A company called Cargo Collective has unveiled "The Hop," a suitcase that follows you around using a Bluetooth connection. It is connected to your cellphone, and uses a caterpillar track system to shuttle your sweaters and pants from Gate 143 to Starbucks.

On the surface, this invention seems pretty neat. No longer do you have to struggle to hold onto your bulky rolling suitcase as you frantically try to navigate the passageways of LAX. You are free to text, Skype, YouTube, Facebook, and many other nouns that are used as verbs in our vocabulary as we ignore the world around us.

However, I would rather lug a briefcase full of my undies than use this robotic monster. Right from the get go, I have my qualms. What is the biggest problem with air travel? Lost luggage. And nothing says "I want to lose my luggage" like trusting your iPhone, cell phone reception, Bluetooth connection and mechanical suitcase to get from point A to point B. If I can get lost in the airport, so can The Hop.

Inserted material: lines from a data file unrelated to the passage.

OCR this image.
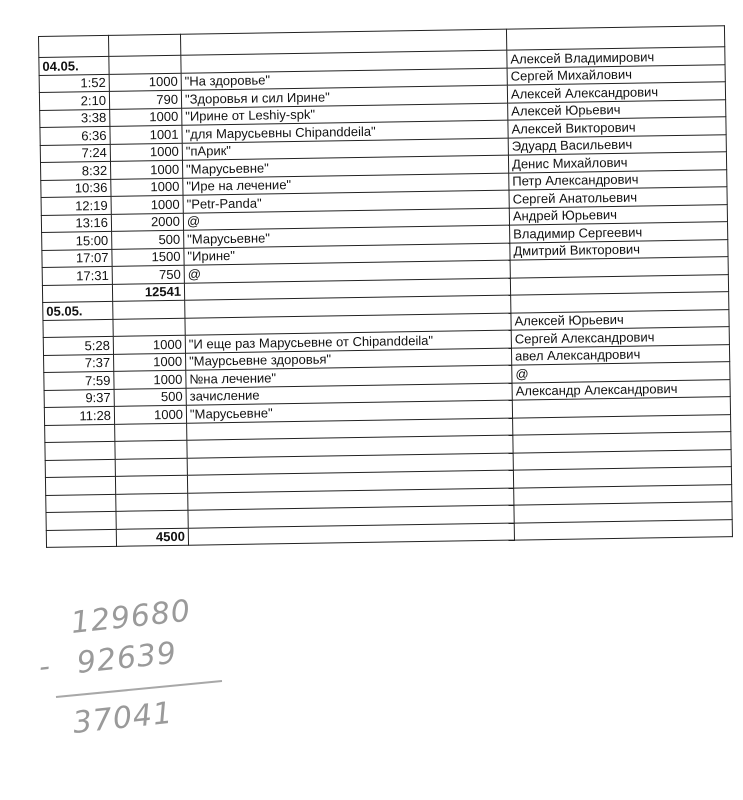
04.05.			Алексей Владимирович
1:52	1000	"На здоровье"	Сергей Михайлович
2:10	790	"Здоровья и сил Ирине"	Алексей Александрович
3:38	1000	"Ирине от Leshiy-spk"	Алексей Юрьевич
6:36	1001	"для Марусьевны Chipanddeila"	Алексей Викторович
7:24	1000	"пАрик"	Эдуард Васильевич
8:32	1000	"Марусьевне"	Денис Михайлович
10:36	1000	"Ире на лечение"	Петр Александрович
12:19	1000	"Petr-Panda"	Сергей Анатольевич
13:16	2000	@	Андрей Юрьевич
15:00	500	"Марусьевне"	Владимир Сергеевич
17:07	1500	"Ирине"	Дмитрий Викторович
17:31	750	@	
	12541		
05.05.			
			Алексей Юрьевич
5:28	1000	"И еще раз Марусьевне от Chipanddeila"	Сергей Александрович
7:37	1000	"Маурсьевне здоровья"	авел Александрович
7:59	1000	№на лечение"	@
9:37	500	зачисление	Александр Александрович
11:28	1000	"Марусьевне"	

	4500		
129680
- 92639
37041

Also, this product reminds me of the MSE-6-series repair droid, otherwise known as the "mouse droid" from Star Wars. And do you know where the mouse droid worked? The Death Star. Due to guilt by association (which I'm told is a legal term that often holds up in court), The Hop has evil ancestors, and its sole purpose is the destruction of the Rebel Alliance. It's a trap!

I have to imagine The Hop would also be a target for thieves. If I was Joey McStealalot, I would be scouring the airport, looking for those little rouges, and snatching them. By the time you notice, I (Joey McStealalot), would have taken your heirloom candelabras out of the bag and hopped (pun) on the next plane to Flint (the most remote place I know).

Finally, the day is fast approaching where robots and machines become self aware, and when that day does come, I do not want my luggage to be a part of some Matrix-like plot in the battle for planet earth. Nothing would be worse than having to fight off your own rouge set of luggage, knowing all the while that even if you defeat said luggage, you will lose your heirloom candelabras.

I will pass on this idea, until all the above issues are solved. After that point, I am open to testing this luggage.  Cargo Collective, you can find my email in the banner above. I would also need round trip airfare and lodging to Italy or Spain. Thanks!

By Aaron Brandt, inexperienced experimental luggage critic.